Sanando el dolor de una pérdida de embarazo

Soy un milagro, y mi mamá se encargó de que me enterara desde temprana edad. Ella no podía tener hijos; sin embargo, Dios le dio una palabra de que los tendría, ella la creyó y aun cuando tuvo síntomas de aborto, se sostuvo en Su promesa y el resto es historia. Desde pequeña me enseñó que Dios es un Dios de milagros, que cumple lo que promete y para el cual no hay nada imposible.

Mi esposo y yo supimos desde antes de casarnos que queríamos levantar descendencia para Dios. Soñamos con hijos que lo amaran por sobre todas las cosas y fueran parte del mayor avivamiento de la historia. Él nos bendijo con cuatro regalos del cielo; en otra ocasión, podré hablarte acerca de los otros tres, pero hoy quiero contarte la historia de Jean Luca.

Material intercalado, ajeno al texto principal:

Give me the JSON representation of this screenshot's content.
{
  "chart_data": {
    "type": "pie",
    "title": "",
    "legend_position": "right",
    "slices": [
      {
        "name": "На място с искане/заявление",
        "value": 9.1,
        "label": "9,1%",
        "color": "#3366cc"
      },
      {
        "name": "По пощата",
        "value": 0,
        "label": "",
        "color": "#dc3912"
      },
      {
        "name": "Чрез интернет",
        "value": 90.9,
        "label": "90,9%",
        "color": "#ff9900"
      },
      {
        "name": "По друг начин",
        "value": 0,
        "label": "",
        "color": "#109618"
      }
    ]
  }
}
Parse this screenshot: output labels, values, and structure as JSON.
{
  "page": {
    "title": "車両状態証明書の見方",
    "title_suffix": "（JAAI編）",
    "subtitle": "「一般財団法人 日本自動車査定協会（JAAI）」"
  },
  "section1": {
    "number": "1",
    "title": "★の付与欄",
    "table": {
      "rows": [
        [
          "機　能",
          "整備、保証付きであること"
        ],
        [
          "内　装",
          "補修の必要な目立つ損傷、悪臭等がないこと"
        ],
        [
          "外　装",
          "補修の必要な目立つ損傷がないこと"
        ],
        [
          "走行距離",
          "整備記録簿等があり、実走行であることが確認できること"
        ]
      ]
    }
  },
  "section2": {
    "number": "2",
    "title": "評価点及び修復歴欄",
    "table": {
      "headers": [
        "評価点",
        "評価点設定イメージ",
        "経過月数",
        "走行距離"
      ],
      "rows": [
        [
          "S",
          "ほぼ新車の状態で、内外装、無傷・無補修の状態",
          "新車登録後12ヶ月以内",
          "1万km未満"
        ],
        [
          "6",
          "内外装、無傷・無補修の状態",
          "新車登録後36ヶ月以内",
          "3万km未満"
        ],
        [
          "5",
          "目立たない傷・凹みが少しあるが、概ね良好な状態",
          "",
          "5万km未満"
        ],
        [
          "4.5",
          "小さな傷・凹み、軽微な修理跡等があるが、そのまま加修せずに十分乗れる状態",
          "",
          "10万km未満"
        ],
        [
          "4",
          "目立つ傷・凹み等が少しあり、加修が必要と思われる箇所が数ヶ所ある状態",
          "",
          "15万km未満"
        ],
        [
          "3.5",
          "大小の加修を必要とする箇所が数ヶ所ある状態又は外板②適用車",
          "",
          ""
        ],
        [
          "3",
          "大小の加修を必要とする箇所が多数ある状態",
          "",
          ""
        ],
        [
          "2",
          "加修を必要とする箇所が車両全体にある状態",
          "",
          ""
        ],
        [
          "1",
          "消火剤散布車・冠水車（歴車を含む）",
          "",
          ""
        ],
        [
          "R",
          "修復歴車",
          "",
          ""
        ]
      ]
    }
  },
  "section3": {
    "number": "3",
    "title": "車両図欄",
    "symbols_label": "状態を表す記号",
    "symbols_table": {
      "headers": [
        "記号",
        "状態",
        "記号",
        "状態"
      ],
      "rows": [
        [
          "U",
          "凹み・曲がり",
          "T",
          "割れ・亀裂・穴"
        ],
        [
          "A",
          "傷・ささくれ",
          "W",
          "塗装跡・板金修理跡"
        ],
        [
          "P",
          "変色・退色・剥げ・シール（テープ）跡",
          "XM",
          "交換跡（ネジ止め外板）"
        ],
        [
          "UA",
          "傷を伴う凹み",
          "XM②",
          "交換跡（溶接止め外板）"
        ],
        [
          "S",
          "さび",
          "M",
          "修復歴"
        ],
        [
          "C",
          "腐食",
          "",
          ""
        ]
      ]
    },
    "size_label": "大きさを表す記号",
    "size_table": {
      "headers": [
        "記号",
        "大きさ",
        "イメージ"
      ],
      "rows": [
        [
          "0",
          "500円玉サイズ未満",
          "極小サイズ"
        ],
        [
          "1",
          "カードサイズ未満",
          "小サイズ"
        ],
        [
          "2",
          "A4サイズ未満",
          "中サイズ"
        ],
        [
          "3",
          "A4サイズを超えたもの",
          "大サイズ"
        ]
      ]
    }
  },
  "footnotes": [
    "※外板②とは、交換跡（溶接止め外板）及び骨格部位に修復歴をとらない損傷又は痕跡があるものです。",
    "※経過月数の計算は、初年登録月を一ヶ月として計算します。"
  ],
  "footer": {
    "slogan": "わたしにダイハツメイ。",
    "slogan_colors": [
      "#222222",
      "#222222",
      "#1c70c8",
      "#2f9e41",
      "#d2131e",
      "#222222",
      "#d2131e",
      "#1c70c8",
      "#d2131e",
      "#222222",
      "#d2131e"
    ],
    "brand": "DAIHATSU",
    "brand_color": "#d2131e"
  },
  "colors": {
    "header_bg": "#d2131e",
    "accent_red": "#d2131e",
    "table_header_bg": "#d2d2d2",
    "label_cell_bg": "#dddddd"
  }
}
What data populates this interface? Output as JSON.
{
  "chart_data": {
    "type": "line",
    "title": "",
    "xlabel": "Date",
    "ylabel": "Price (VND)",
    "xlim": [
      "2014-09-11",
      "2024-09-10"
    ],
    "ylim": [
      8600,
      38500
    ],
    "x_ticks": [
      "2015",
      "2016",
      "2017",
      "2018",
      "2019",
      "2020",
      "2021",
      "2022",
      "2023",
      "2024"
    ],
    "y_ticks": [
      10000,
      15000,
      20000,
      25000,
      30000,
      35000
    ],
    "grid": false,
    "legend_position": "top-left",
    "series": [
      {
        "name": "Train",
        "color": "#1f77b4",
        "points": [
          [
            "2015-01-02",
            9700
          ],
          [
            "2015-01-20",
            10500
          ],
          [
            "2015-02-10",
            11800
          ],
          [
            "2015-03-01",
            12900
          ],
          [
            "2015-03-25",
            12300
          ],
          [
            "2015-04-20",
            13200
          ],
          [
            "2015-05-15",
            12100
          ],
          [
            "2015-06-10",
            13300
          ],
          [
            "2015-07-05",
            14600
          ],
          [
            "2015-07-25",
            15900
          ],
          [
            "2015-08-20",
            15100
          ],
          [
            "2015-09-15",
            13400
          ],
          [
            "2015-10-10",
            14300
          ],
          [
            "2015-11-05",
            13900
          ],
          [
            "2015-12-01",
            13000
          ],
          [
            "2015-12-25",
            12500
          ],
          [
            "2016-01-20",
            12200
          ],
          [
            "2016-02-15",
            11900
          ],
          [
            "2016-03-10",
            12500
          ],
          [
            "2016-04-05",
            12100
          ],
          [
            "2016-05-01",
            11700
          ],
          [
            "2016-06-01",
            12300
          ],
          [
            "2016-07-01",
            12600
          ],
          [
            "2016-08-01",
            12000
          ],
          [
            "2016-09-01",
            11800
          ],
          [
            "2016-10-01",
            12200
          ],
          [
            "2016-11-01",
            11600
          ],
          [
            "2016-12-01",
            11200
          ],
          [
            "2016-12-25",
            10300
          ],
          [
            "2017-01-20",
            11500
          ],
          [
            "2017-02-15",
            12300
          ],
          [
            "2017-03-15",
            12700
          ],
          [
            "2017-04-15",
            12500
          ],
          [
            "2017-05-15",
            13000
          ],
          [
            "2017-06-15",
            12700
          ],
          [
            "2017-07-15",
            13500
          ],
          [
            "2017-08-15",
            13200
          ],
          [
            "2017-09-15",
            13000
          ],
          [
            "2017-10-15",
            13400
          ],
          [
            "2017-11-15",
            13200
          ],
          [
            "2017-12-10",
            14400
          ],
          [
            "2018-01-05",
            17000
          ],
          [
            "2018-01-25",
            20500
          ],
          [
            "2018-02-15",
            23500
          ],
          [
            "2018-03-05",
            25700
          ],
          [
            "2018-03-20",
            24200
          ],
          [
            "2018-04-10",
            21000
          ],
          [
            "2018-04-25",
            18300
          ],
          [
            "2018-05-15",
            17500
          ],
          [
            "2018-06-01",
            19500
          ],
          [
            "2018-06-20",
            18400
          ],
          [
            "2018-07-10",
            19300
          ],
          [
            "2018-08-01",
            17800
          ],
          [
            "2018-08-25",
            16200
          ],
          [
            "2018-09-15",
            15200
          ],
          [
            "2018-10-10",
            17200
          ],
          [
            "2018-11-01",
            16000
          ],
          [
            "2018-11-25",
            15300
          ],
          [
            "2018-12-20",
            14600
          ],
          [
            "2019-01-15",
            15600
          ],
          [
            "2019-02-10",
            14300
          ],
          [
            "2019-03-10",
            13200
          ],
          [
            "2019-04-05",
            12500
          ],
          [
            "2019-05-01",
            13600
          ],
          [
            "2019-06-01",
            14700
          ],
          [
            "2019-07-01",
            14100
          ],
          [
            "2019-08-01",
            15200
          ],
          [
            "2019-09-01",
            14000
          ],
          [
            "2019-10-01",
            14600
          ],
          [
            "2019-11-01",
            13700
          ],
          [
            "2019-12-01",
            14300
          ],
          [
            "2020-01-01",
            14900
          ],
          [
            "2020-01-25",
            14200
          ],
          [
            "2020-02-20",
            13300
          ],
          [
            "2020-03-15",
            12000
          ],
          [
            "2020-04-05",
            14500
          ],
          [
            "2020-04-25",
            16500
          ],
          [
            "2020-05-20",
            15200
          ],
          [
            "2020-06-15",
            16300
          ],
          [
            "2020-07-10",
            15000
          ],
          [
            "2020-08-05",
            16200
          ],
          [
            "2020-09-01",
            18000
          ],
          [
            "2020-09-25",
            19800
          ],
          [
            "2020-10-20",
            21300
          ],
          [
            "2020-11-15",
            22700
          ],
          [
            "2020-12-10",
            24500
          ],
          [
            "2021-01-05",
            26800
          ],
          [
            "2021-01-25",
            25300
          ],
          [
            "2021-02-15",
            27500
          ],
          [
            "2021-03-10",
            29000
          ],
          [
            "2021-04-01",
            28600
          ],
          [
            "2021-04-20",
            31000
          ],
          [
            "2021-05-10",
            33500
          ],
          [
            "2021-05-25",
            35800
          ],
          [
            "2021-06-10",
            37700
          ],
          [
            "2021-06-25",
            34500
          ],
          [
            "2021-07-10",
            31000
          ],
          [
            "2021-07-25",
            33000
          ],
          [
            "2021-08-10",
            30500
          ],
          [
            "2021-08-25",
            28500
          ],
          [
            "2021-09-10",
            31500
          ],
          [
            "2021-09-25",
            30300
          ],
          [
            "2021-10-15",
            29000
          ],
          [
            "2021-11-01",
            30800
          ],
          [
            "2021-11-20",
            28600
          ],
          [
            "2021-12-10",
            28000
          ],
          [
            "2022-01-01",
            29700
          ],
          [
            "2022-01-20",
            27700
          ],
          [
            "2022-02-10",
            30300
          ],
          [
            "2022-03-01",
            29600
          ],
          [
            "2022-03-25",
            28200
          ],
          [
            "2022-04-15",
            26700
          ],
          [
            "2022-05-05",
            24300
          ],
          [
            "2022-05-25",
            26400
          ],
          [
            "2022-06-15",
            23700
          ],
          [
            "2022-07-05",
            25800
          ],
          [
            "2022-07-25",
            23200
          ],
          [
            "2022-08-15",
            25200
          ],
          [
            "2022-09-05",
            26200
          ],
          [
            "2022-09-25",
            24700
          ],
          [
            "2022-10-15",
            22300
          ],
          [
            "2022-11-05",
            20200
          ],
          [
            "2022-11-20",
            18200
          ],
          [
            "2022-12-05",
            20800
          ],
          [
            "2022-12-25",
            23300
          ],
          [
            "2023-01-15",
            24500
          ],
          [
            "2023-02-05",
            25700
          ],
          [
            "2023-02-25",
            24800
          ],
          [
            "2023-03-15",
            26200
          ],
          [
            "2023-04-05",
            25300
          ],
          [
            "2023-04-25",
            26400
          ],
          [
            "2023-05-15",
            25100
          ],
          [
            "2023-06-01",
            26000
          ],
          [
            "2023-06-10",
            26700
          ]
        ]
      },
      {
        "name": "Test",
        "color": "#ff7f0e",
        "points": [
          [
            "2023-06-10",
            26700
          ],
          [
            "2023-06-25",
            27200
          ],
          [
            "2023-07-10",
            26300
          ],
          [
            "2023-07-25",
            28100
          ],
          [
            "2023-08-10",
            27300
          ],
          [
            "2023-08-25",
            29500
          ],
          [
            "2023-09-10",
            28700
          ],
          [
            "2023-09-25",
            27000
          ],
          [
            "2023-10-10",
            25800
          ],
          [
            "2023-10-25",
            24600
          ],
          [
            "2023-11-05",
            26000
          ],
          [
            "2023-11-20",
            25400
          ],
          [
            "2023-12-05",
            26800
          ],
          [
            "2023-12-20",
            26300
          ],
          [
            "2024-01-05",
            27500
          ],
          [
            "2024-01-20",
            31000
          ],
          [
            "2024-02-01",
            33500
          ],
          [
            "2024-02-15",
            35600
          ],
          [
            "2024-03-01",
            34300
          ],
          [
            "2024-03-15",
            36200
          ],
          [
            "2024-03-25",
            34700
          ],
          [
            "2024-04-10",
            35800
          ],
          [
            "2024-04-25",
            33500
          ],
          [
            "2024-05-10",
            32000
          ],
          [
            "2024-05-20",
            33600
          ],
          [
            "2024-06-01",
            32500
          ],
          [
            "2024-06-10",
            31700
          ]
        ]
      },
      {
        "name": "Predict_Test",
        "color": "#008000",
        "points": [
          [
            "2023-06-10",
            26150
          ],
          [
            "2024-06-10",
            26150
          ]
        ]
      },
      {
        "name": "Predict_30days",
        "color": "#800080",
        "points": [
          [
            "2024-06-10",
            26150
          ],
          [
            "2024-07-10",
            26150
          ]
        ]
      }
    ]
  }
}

Era mi segundo embarazo. Estaba viviendo una de las mejores temporadas de mi vida. Llegó el día de mi cita en el ginecólogo y la alegría que nos había inundado las pasadas semanas se apagó al escuchar que los latidos del bebé estaban muy bajos. Seguí todas las instrucciones médicas, oré y otros se unieron a nuestra oración pidiéndole a Dios por un milagro. Tú sabes, un milagro como el que mi mamá contaba que era yo.

Las semanas pasaron y llegó el día de mi cita de seguimiento. “Lo siento mucho”, fueron las palabras del doctor; el corazón de mi bebé había dejado de latir. Todo fue muy rápido. Me dio la noticia y una orden para una cirugía en la que removerían al bebé. Durante las siguientes semanas mi vientre continuó creciendo y mi cuerpo experimentando los síntomas de una mujer que lleva vida dentro de sí.

No puedo explicar con exactitud cómo me sentía. El dolor y la decepción me inundaron y las opiniones de la gente sumadas a las interrogantes que tenía acerca del Dios para el cual no hay nada imposible, me hicieron levantar una muralla de autoprotección. Por años, ese tema fue prohibido para mí.

El domingo, 12 de mayo del 2019, Dios me sorprendió con un regalo especial. Esa mañana, durante el servicio del Día de las Madres, mi pastor pidió que todas las mujeres que habían perdido un bebé se pusieran de pie, pues sentía que debía orar por ellas. Yo estaba lista para extender mis manos y orar por ellas también, pero mi esposo me miró y supe que debía ponerme de pie; era la primera vez que públicamente yo aceptaba que era parte de ese grupo. Mientras me levantaba de la silla, comencé a sentir una sensación muy extraña y empecé a llorar. Cerré mis ojos y tuve la más hermosa visión, vi un campo de pastos verdes enorme, era un lugar de paz y total alegría. En ese hermoso campo corría un niño como de siete años y él estaba feliz. Pude ver su rostro, se parecía mucho a mi esposo. Mientras lo observaba mi corazón se llenaba de gozo; sabía que era mi hijo. Aquel que cargué en mi vientre, pero no pude sostener en mis brazos. Allí, el dolor que tenía guardado se fue calmando mientras lo veía sonreír. Lo entregué de nuevo como aquel día que supe que su corazón latía dentro de mí. Luego abrí mis ojos, suspiré profundo y exhalé con una paz que hacía mucho tiempo no sentía.

No sé cuánto duró aquella oración. La verdad, no la escuché. Solo sé que fue el tiempo suficiente para ver lo mucho que está disfrutando; lo suficiente para entender que nuestra despedida solo era un “hasta pronto”, que un día lo volveré a ver y tendré la oportunidad de darle los abrazos que tanto he anhelado darle. Fue suficiente para darme cuenta de que Dios sigue siendo el Dios que cumple lo que promete. Él no me había prometido una vida sin aflicción, pero sí prometió que estaría conmigo siempre.

Ese día el tema dejó de ser prohibido. Mi esposo y yo pudimos hablar de Jean Luca. Le contamos a nuestros otros hijos acerca de él y volvimos a soñar con el día en que estaremos todos juntos otra vez.